To our knowledge, this is the first report that supports the hypothesis that a genetic variant in the MMP-1 promoter (associated with enzyme overexpression) favours overall survival in patients with CRC. Although the reason for this is unclear, host and/or tumour-related mechanisms are likely. A limitation of our study was that we did not confirm whether this polymorphism was indeed functional. There is, however, ample supportive evidence establishing the functionality of this polymorphism in both normal stromal cells (Wyatt et al, 2002) and tumour cells, including melanoma (Tower et al, 2003a) and breast cancer cells (Tower et al, 2003b). These studies confirmed that cells containing a 2G allele displayed enhanced transcriptional activity compared to cells harbouring the 1G allele. It was also noted that if MMP-1 transcriptional activity was not altered as a consequence of the MMP-1 polymorphism, then expression of this enzyme was likely to be differentially induced in response to cytokines and growth factors (Rutter et al, 1998; Tower et al, 2002; Wyatt et al, 2002).
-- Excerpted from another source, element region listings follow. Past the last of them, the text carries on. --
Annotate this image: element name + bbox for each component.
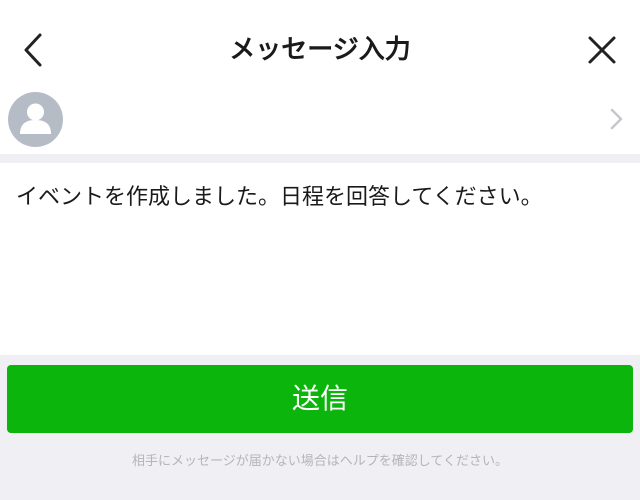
send-button[interactable]: 送信 — [7, 365, 633, 433]
help-note: 相手にメッセージが届かない場合はヘルプを確認してください。 — [132, 454, 508, 469]
recipient-row[interactable] — [0, 82, 640, 154]
close-icon — [588, 36, 616, 64]
close-button[interactable] — [582, 30, 622, 70]
page-title: メッセージ入力 — [229, 35, 411, 65]
person-icon — [20, 103, 51, 134]
message-input[interactable]: イベントを作成しました。日程を回答してください。 — [0, 163, 640, 355]
avatar — [8, 92, 63, 147]
chevron-right-icon — [604, 106, 628, 132]
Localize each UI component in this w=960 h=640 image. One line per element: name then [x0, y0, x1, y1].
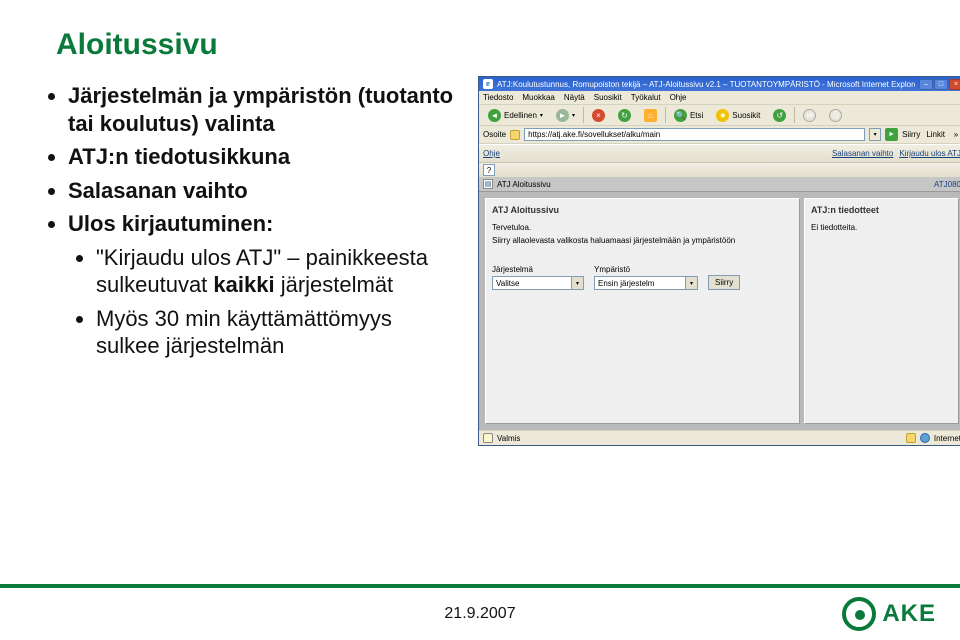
close-button[interactable]: ×	[949, 79, 960, 90]
forward-button[interactable]: ► ▾	[551, 106, 580, 125]
help-icon[interactable]: ?	[483, 164, 495, 176]
kirjaudu-ulos-link[interactable]: Kirjaudu ulos ATJ	[899, 149, 960, 158]
history-button[interactable]: ↺	[768, 106, 791, 125]
menu-bar: Tiedosto Muokkaa Näytä Suosikit Työkalut…	[479, 91, 960, 104]
jarjestelma-select[interactable]: Valitse ▾	[492, 276, 584, 290]
bullet-item: Järjestelmän ja ympäristön (tuotanto tai…	[68, 82, 460, 137]
footer-date: 21.9.2007	[444, 605, 515, 623]
mail-icon: ✉	[803, 109, 816, 122]
links-label[interactable]: Linkit	[924, 130, 947, 139]
menu-item[interactable]: Muokkaa	[522, 93, 554, 102]
bullet-item: Salasanan vaihto	[68, 177, 460, 205]
brand-text: AKE	[882, 600, 936, 628]
links-chevron-icon[interactable]: »	[951, 130, 960, 139]
home-button[interactable]: ⌂	[639, 106, 662, 125]
window-title: ATJ:Koulutustunnus, Romupoiston tekijä –…	[497, 80, 915, 89]
browser-toolbar: ◄ Edellinen ▾ ► ▾ × ↻ ⌂ 🔍 Etsi	[479, 104, 960, 126]
ohje-link[interactable]: Ohje	[483, 149, 500, 158]
home-icon: ⌂	[644, 109, 657, 122]
status-bar: Valmis Internet	[479, 430, 960, 445]
bullet-sub-item: Myös 30 min käyttämättömyys sulkee järje…	[96, 305, 460, 360]
instruction-text: Siirry allaolevasta valikosta haluamaasi…	[492, 236, 793, 245]
maximize-button[interactable]: □	[934, 79, 948, 90]
breadcrumb-bar: ▤ ATJ Aloitussivu ATJ080	[479, 177, 960, 192]
zone-text: Internet	[934, 434, 960, 443]
favorites-label: Suosikit	[732, 111, 760, 120]
bullet-sub-item: "Kirjaudu ulos ATJ" – painikkeesta sulke…	[96, 244, 460, 299]
status-icon	[483, 433, 493, 443]
breadcrumb: ATJ Aloitussivu	[497, 180, 551, 189]
chevron-down-icon: ▾	[572, 112, 575, 119]
panel-title: ATJ:n tiedotteet	[811, 205, 952, 215]
bullet-item: ATJ:n tiedotusikkuna	[68, 143, 460, 171]
panel-title: ATJ Aloitussivu	[492, 205, 793, 215]
chevron-down-icon: ▾	[571, 277, 583, 289]
page-title: Aloitussivu	[56, 28, 920, 62]
back-icon: ◄	[488, 109, 501, 122]
address-bar: Osoite https://atj.ake.fi/sovellukset/al…	[479, 126, 960, 144]
menu-item[interactable]: Ohje	[670, 93, 687, 102]
address-dropdown[interactable]: ▾	[869, 128, 881, 141]
toolbar-separator	[665, 107, 666, 123]
ie-window: e ATJ:Koulutustunnus, Romupoiston tekijä…	[478, 76, 960, 446]
menu-item[interactable]: Työkalut	[631, 93, 661, 102]
ymparisto-select[interactable]: Ensin järjestelm ▾	[594, 276, 698, 290]
address-input[interactable]: https://atj.ake.fi/sovellukset/alku/main	[524, 128, 865, 141]
print-button[interactable]: ⎙	[824, 106, 847, 125]
go-label: Siirry	[902, 130, 920, 139]
screen-code: ATJ080	[934, 180, 960, 189]
siirry-button[interactable]: Siirry	[708, 275, 740, 290]
menu-item[interactable]: Näytä	[564, 93, 585, 102]
toolbar-separator	[794, 107, 795, 123]
refresh-icon: ↻	[618, 109, 631, 122]
window-titlebar: e ATJ:Koulutustunnus, Romupoiston tekijä…	[479, 77, 960, 91]
tiedotteet-panel: ATJ:n tiedotteet Ei tiedotteita.	[804, 198, 959, 424]
favorites-button[interactable]: ★ Suosikit	[711, 106, 765, 125]
bullet-item: Ulos kirjautuminen: "Kirjaudu ulos ATJ" …	[68, 210, 460, 360]
lock-icon	[510, 130, 520, 140]
address-label: Osoite	[483, 130, 506, 139]
globe-icon	[920, 433, 930, 443]
select-value: Valitse	[496, 279, 519, 288]
toolbar-separator	[583, 107, 584, 123]
ymparisto-label: Ympäristö	[594, 265, 698, 274]
lock-icon	[906, 433, 916, 443]
search-button[interactable]: 🔍 Etsi	[669, 106, 708, 125]
back-button[interactable]: ◄ Edellinen ▾	[483, 106, 548, 125]
chevron-down-icon: ▾	[540, 112, 543, 119]
minimize-button[interactable]: –	[919, 79, 933, 90]
search-icon: 🔍	[674, 109, 687, 122]
history-icon: ↺	[773, 109, 786, 122]
main-panel: ATJ Aloitussivu Tervetuloa. Siirry allao…	[485, 198, 800, 424]
menu-item[interactable]: Suosikit	[594, 93, 622, 102]
salasanan-vaihto-link[interactable]: Salasanan vaihto	[832, 149, 893, 158]
refresh-button[interactable]: ↻	[613, 106, 636, 125]
bullet-list: Järjestelmän ja ympäristön (tuotanto tai…	[40, 76, 460, 446]
status-text: Valmis	[497, 434, 520, 443]
mail-button[interactable]: ✉	[798, 106, 821, 125]
star-icon: ★	[716, 109, 729, 122]
forward-icon: ►	[556, 109, 569, 122]
select-value: Ensin järjestelm	[598, 279, 654, 288]
go-button[interactable]: ►	[885, 128, 898, 141]
print-icon: ⎙	[829, 109, 842, 122]
siirry-label: Siirry	[715, 278, 733, 287]
breadcrumb-icon: ▤	[483, 179, 493, 189]
address-value: https://atj.ake.fi/sovellukset/alku/main	[528, 130, 660, 139]
welcome-text: Tervetuloa.	[492, 223, 793, 232]
brand-logo: AKE	[842, 597, 936, 631]
embedded-screenshot: e ATJ:Koulutustunnus, Romupoiston tekijä…	[478, 76, 960, 446]
chevron-down-icon: ▾	[685, 277, 697, 289]
ie-logo-icon: e	[483, 79, 493, 89]
no-news-text: Ei tiedotteita.	[811, 223, 952, 232]
app-top-bar: Ohje Salasanan vaihto Kirjaudu ulos ATJ	[479, 145, 960, 163]
stop-button[interactable]: ×	[587, 106, 610, 125]
jarjestelma-label: Järjestelmä	[492, 265, 584, 274]
brand-ring-icon	[842, 597, 876, 631]
menu-item[interactable]: Tiedosto	[483, 93, 513, 102]
slide-footer: 21.9.2007 AKE	[0, 584, 960, 640]
stop-icon: ×	[592, 109, 605, 122]
search-label: Etsi	[690, 111, 703, 120]
back-label: Edellinen	[504, 111, 537, 120]
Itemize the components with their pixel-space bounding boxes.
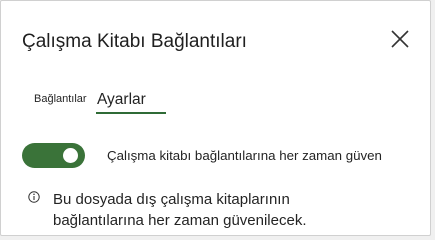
toggle-knob <box>63 148 78 163</box>
tab-selected-indicator <box>96 112 166 114</box>
trust-links-toggle[interactable] <box>22 143 85 168</box>
trust-links-toggle-label: Çalışma kitabı bağlantılarına her zaman … <box>107 148 382 163</box>
workbook-links-pane: Çalışma Kitabı Bağlantıları Bağlantılar … <box>0 0 431 236</box>
close-icon <box>391 30 409 48</box>
tab-links[interactable]: Bağlantılar <box>34 93 87 105</box>
close-button[interactable] <box>387 26 413 52</box>
info-message: Bu dosyada dış çalışma kitaplarının bağl… <box>53 191 307 229</box>
info-icon <box>28 191 40 203</box>
pane-title: Çalışma Kitabı Bağlantıları <box>22 31 247 52</box>
tab-settings[interactable]: Ayarlar <box>97 91 146 109</box>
Investigations are currently underway in our laboratory to address this issue and to determine whether our observations are tumour-specific, or applicable to other adenocarcinomas such as breast and prostate. Finally, although our results may provide patients and physicians with a more accurate estimation of prognosis compared to methods currently available, they may also influence the timing and choice of chemotherapy for patients suffering from CRC.